We reach a wider avenue, or what was once, before the city decided to stop maintaining it. The scale opens up here; more sky is visible, which means more smoke is visible. The horizon is a gradient from dirty orangeat ground level to something darker higher up, where the smoke has accumulated and settled in.

I keep looking at it. I know I should be scanning for threats. I am scanning for threats, but some part of my attention keeps returning to the sky, to the fact that it exists and I can see it, and nobody is going to come into my room and inject me while I'm doing it.

"Hey," Colt says. I realize I've slowed down.

"Sorry." I pick up the pace. He doesn't ask. He just adjusts, and we continue.

I take one more look at the smoke-stained sky and add it to the small, private collection of things that are already different from three hours ago. The roar comes again from behind us this time. It’s gaining on us.

Colt's assessment is immediate. I can feel it in how he moves, the recalculation happening at speed, the route options closing and opening in whatever map he's running in his head. He pulls us left into a covered passage between two buildings.

It’s narrow, dark, and the kind of space that requires single-file, his hand shifting to my shoulder again to navigate me through first.

"Straight through," he says quietly, "don't stop."

The passage is dark and tight and smells like the building has been sealing its own air for years. My shoulder brushes the wall once. I correct. Ahead, the exit rectangle is slightly brighter than the interior, the next street opening beyond it.

I come out the other side and move to the right to clear space. He follows in the same breath, and then we're both pressed against the wall of the exit. The roaring passes to the left of the passage and continues north and fades. He's very close, and I’m acutely aware of it.

The narrow exit doesn't leave a lot of options on that front.

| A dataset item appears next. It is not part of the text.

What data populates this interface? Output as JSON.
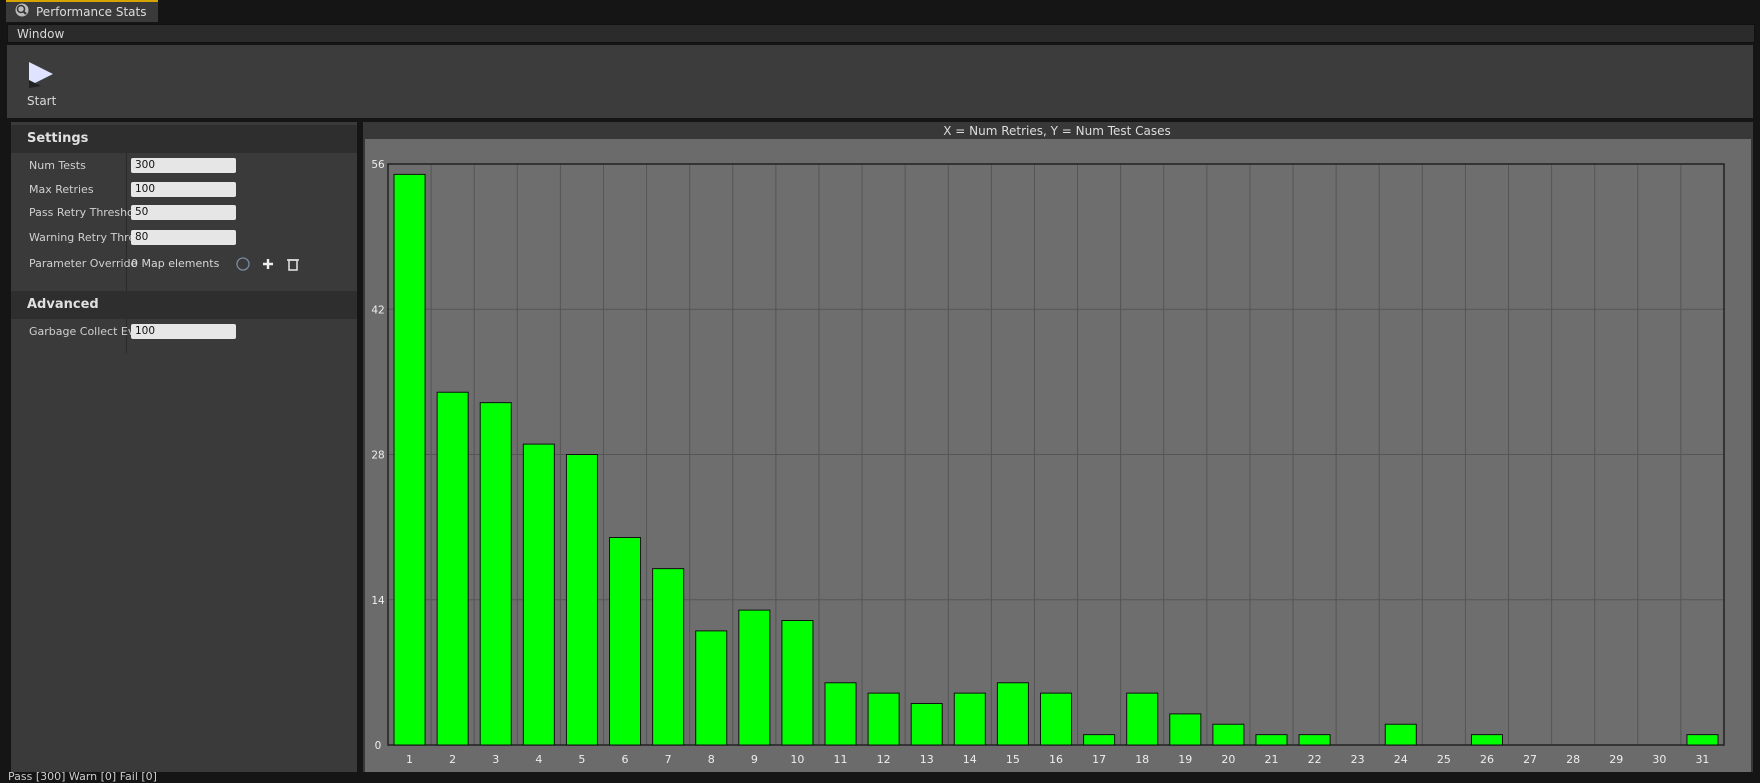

"It's moving away," I say.

"Yes."

"Different direction than before."

"Yes."

"Which could mean it's not tracking us specifically. Could be the fire."

"Could be."

His eyes are on the street. Not on me. The professional focus of someone doing the thing they're supposed to be doing.

I'm also doing the thing I'm supposed to be doing. Both of us are definitely doing the things we're supposed to be doing.

"Colt," I ask.

"Mm."

"Earlier. When we were behind the beam." I pause, choosing the precision of the words, "you said something."

A moment goes by.

"I know what I said," he says.

"I'm not asking you to clarify it. I'm just noting that I heard it." His jaw works once.